Monday, February 22, 2010

40 days and 40 nights

The devastation of the May 12, 2008 immigration raid in the small rural town of Postville in Northeast Iowa was followed by unprecedented large scale criminal prosecution of many of those detained. Aptly termed a lottery of justice by federal interpreter Erik Camayd Frexias, the prosecution "processed" people through an assembly line of "justice" that reflected the rush, pressure, and dehumanization that the workers lived through within Agriprocessors (their former employer). A little known part of the ensuing mess, was the fate of about 40 individuals in that prosecution. After serving about 5 months sentences--to which they agreed under pressure that this would be their "quickest way home"--about 40 individuals were held back as material witnesses in the criminal prosecution against their former employer. For close to a year and a half, these individuals have lived in uncertainty--passed on from one federal and state case to another, told at various times to pack up and get ready to go, just to be told again that they had to stay longer. Repeatedly they have had to call their families and tell them to prepare for their arrival, only to have to call them again and tell their children that it will be a while yet. I myself have been to their house a half a dozen times to inform them of their impending departure, only to return two days later to let them know that the latest word from one agency or another is that they are to stay...

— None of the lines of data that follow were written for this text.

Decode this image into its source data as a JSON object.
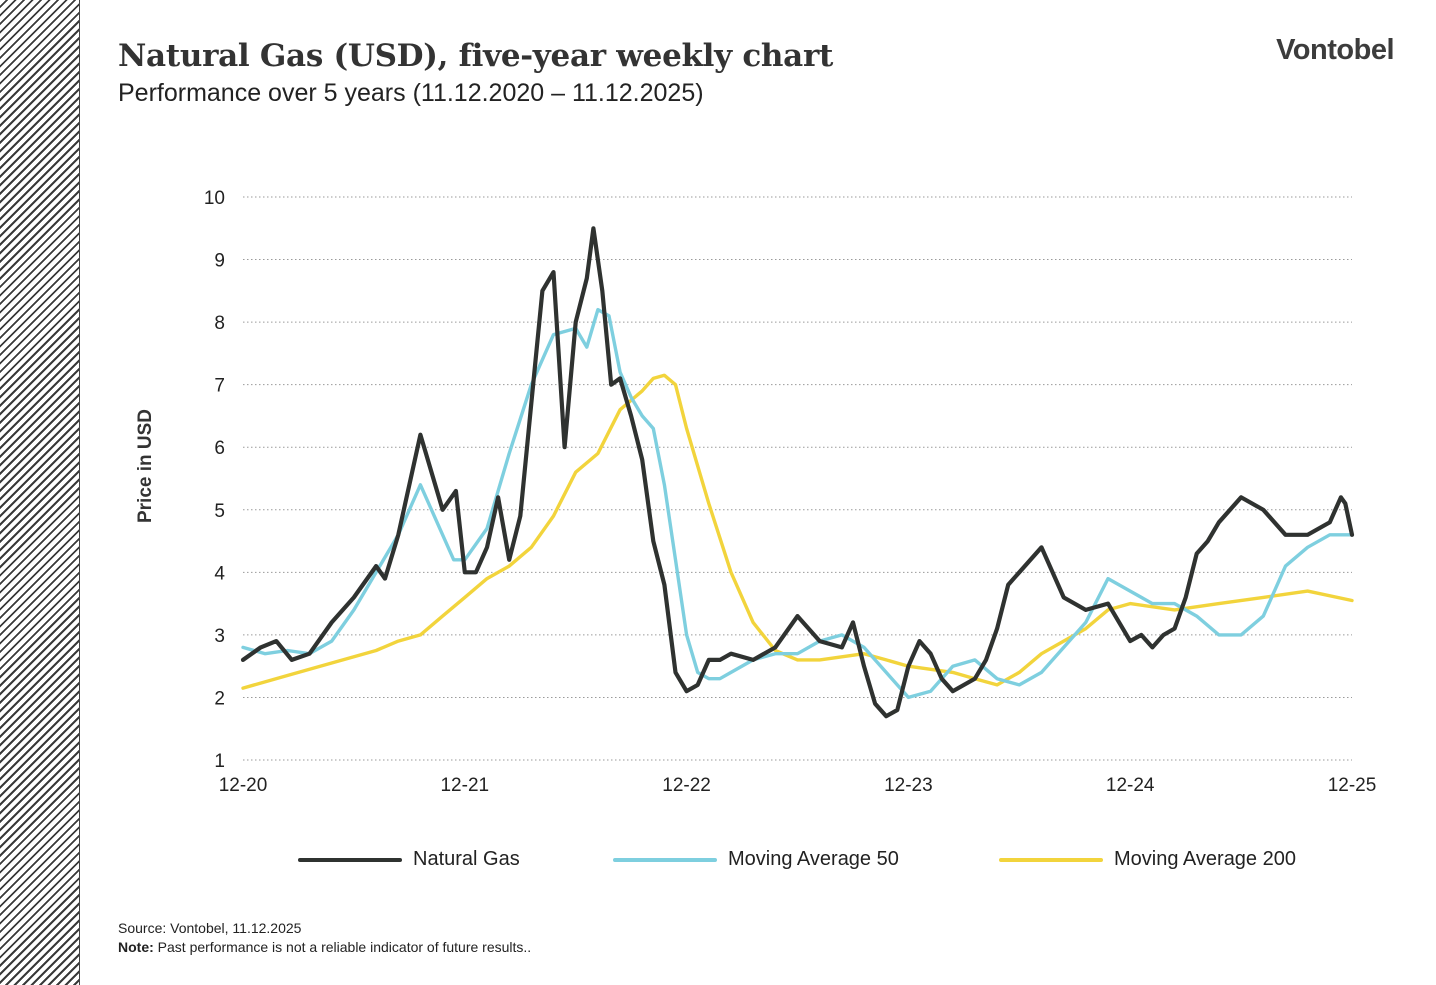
{
  "header": {
    "title": "Natural Gas (USD), five-year weekly chart",
    "subtitle": "Performance over 5 years (11.12.2020 – 11.12.2025)",
    "brand": "Vontobel"
  },
  "footer": {
    "source": "Source: Vontobel, 11.12.2025",
    "note_label": "Note:",
    "note_text": "Past performance is not a reliable indicator of future results.."
  },
  "chart_data": {
    "type": "line",
    "ylabel": "Price in USD",
    "xlabel": "",
    "ylim": [
      1,
      10
    ],
    "yticks": [
      "1",
      "2",
      "3",
      "4",
      "5",
      "6",
      "7",
      "8",
      "9",
      "10"
    ],
    "xlim": [
      0,
      5
    ],
    "xticks": [
      "12-20",
      "12-21",
      "12-22",
      "12-23",
      "12-24",
      "12-25"
    ],
    "grid": "horizontal dotted",
    "legend_position": "bottom",
    "x_unit": "years since Dec 2020",
    "series": [
      {
        "name": "Natural Gas",
        "color": "#2f3230",
        "x": [
          0,
          0.08,
          0.15,
          0.22,
          0.3,
          0.4,
          0.5,
          0.6,
          0.64,
          0.7,
          0.8,
          0.9,
          0.96,
          1.0,
          1.05,
          1.1,
          1.15,
          1.2,
          1.25,
          1.3,
          1.35,
          1.4,
          1.45,
          1.5,
          1.55,
          1.58,
          1.62,
          1.66,
          1.7,
          1.75,
          1.8,
          1.85,
          1.9,
          1.95,
          2.0,
          2.05,
          2.1,
          2.15,
          2.2,
          2.3,
          2.4,
          2.5,
          2.6,
          2.7,
          2.75,
          2.8,
          2.85,
          2.9,
          2.95,
          3.0,
          3.05,
          3.1,
          3.15,
          3.2,
          3.3,
          3.35,
          3.4,
          3.45,
          3.5,
          3.6,
          3.7,
          3.8,
          3.9,
          4.0,
          4.05,
          4.1,
          4.15,
          4.2,
          4.25,
          4.3,
          4.35,
          4.4,
          4.45,
          4.5,
          4.6,
          4.7,
          4.8,
          4.9,
          4.95,
          4.97,
          5.0
        ],
        "values": [
          2.6,
          2.8,
          2.9,
          2.6,
          2.7,
          3.2,
          3.6,
          4.1,
          3.9,
          4.6,
          6.2,
          5.0,
          5.3,
          4.0,
          4.0,
          4.4,
          5.2,
          4.2,
          4.9,
          6.7,
          8.5,
          8.8,
          6.0,
          8.0,
          8.7,
          9.5,
          8.5,
          7.0,
          7.1,
          6.5,
          5.8,
          4.5,
          3.8,
          2.4,
          2.1,
          2.2,
          2.6,
          2.6,
          2.7,
          2.6,
          2.8,
          3.3,
          2.9,
          2.8,
          3.2,
          2.5,
          1.9,
          1.7,
          1.8,
          2.5,
          2.9,
          2.7,
          2.3,
          2.1,
          2.3,
          2.6,
          3.1,
          3.8,
          4.0,
          4.4,
          3.6,
          3.4,
          3.5,
          2.9,
          3.0,
          2.8,
          3.0,
          3.1,
          3.6,
          4.3,
          4.5,
          4.8,
          5.0,
          5.2,
          5.0,
          4.6,
          4.6,
          4.8,
          5.2,
          5.1,
          4.6
        ]
      },
      {
        "name": "Moving Average 50",
        "color": "#7ecfdf",
        "x": [
          0,
          0.1,
          0.2,
          0.3,
          0.4,
          0.5,
          0.6,
          0.7,
          0.8,
          0.9,
          0.95,
          1.0,
          1.1,
          1.2,
          1.3,
          1.4,
          1.5,
          1.55,
          1.6,
          1.65,
          1.7,
          1.75,
          1.8,
          1.85,
          1.9,
          1.95,
          2.0,
          2.05,
          2.1,
          2.15,
          2.2,
          2.3,
          2.4,
          2.5,
          2.6,
          2.7,
          2.8,
          2.9,
          3.0,
          3.1,
          3.2,
          3.3,
          3.4,
          3.5,
          3.6,
          3.7,
          3.8,
          3.9,
          4.0,
          4.1,
          4.2,
          4.3,
          4.4,
          4.5,
          4.6,
          4.7,
          4.8,
          4.9,
          5.0
        ],
        "values": [
          2.8,
          2.7,
          2.75,
          2.7,
          2.9,
          3.4,
          4.0,
          4.6,
          5.4,
          4.6,
          4.2,
          4.2,
          4.7,
          5.9,
          7.0,
          7.8,
          7.9,
          7.6,
          8.2,
          8.1,
          7.2,
          6.8,
          6.5,
          6.3,
          5.4,
          4.2,
          3.0,
          2.4,
          2.3,
          2.3,
          2.4,
          2.6,
          2.7,
          2.7,
          2.9,
          3.0,
          2.8,
          2.4,
          2.0,
          2.1,
          2.5,
          2.6,
          2.3,
          2.2,
          2.4,
          2.8,
          3.2,
          3.9,
          3.7,
          3.5,
          3.5,
          3.3,
          3.0,
          3.0,
          3.3,
          4.1,
          4.4,
          4.6,
          4.6
        ]
      },
      {
        "name": "Moving Average 200",
        "color": "#f2d43c",
        "x": [
          0,
          0.2,
          0.4,
          0.6,
          0.7,
          0.8,
          0.9,
          1.0,
          1.1,
          1.2,
          1.3,
          1.4,
          1.5,
          1.6,
          1.7,
          1.8,
          1.85,
          1.9,
          1.95,
          2.0,
          2.1,
          2.2,
          2.3,
          2.4,
          2.5,
          2.6,
          2.7,
          2.8,
          2.9,
          3.0,
          3.1,
          3.2,
          3.3,
          3.4,
          3.5,
          3.6,
          3.7,
          3.8,
          3.9,
          4.0,
          4.2,
          4.4,
          4.6,
          4.8,
          5.0
        ],
        "values": [
          2.15,
          2.35,
          2.55,
          2.75,
          2.9,
          3.0,
          3.3,
          3.6,
          3.9,
          4.1,
          4.4,
          4.9,
          5.6,
          5.9,
          6.6,
          6.9,
          7.1,
          7.15,
          7.0,
          6.3,
          5.1,
          4.0,
          3.2,
          2.75,
          2.6,
          2.6,
          2.65,
          2.7,
          2.6,
          2.5,
          2.45,
          2.4,
          2.3,
          2.2,
          2.4,
          2.7,
          2.9,
          3.1,
          3.4,
          3.5,
          3.4,
          3.5,
          3.6,
          3.7,
          3.55
        ]
      }
    ]
  }
}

The latest permutation of this--which does seem to come with some finality, but so have other statements--is that they have 40 days to prepare to be sent back to their countries of origin. One of the people from our area faith coalition commented on the irony of the journey these folks will go through as we journey for 40 days and 40 nights of lent. Their wilderness, of uncertainty, of joy at the prospect of seeing family again, of fear of the future, of economic uncertainty, is a journey that clearly points to the integration of both our spiritual and our physical lives. There is wisdom in the church's liturgy and memory, to recognize that what our bodies do--when we move, when we journey, when we hunger--has a direct bearing on our spiritual journey.